Ein eigener Punkt wird der Überzeugung der jungen Menschen gewidmet, dass Frauen eine größere Rolle und größere Wertschätzung zustehe. Der Text spricht von einem „unausweichlichen Wandel“, vor dem die Kirche hier stehe.
Zweiter Teil: „Ihre Augen wurden aufgetan“ - das Deuten
Was bedeutet dieser weitgespannte Bogen der Lebenswelten junger Menschen heute? Dieser Frage widmet sich der zweite Teil des Dokuments. Die jungen Menschen fühlten eine „gesunde Unruhe“, die es zu respektieren und zu begleiten gelte. „Junge Menschen sind den Hirten oft voraus“, hier liege eine wichtige Quelle für die Erneuerung der Kirche.
Autorität wird zum Beispiel gesehen als „wachsen lassen“ – eine Sichtweise, die ganz dem Handeln Jesu entspreche. Es brauche Freiheit, damit authentische Lebensentscheidungen getroffen werden könnten, es brauche Anleitung zur Verantwortlichkeit, es brauche Raum, um sich für den Glauben entscheiden zu können.

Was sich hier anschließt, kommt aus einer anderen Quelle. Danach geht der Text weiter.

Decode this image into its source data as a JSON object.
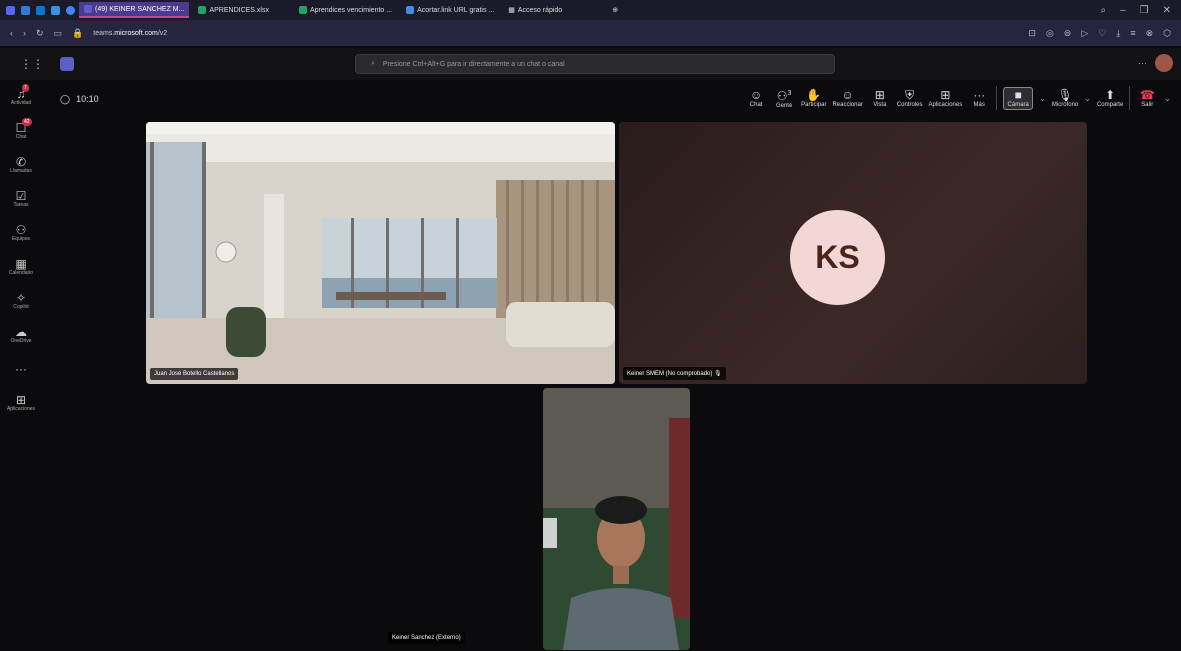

Christen und damit auch die jungen Christen seien zur Freiheit berufen, so der Text.
Ein Schwerpunkt liegt auf der Frage der Berufung: Berufung sei kein Schicksal, dem man sich unterwerfen müsse, sie sei ein „Angebot aus Liebe“. Es brauche als ersten Schritt eine „Reinigung“ der kirchlichen Sprache, wenn es um Berufung gehe. „Alles Leben ist Berufung“ hatte Papst Paul VI. formuliert, das gelte es auch heute in eine „Kultur der Berufung“ umzusetzen.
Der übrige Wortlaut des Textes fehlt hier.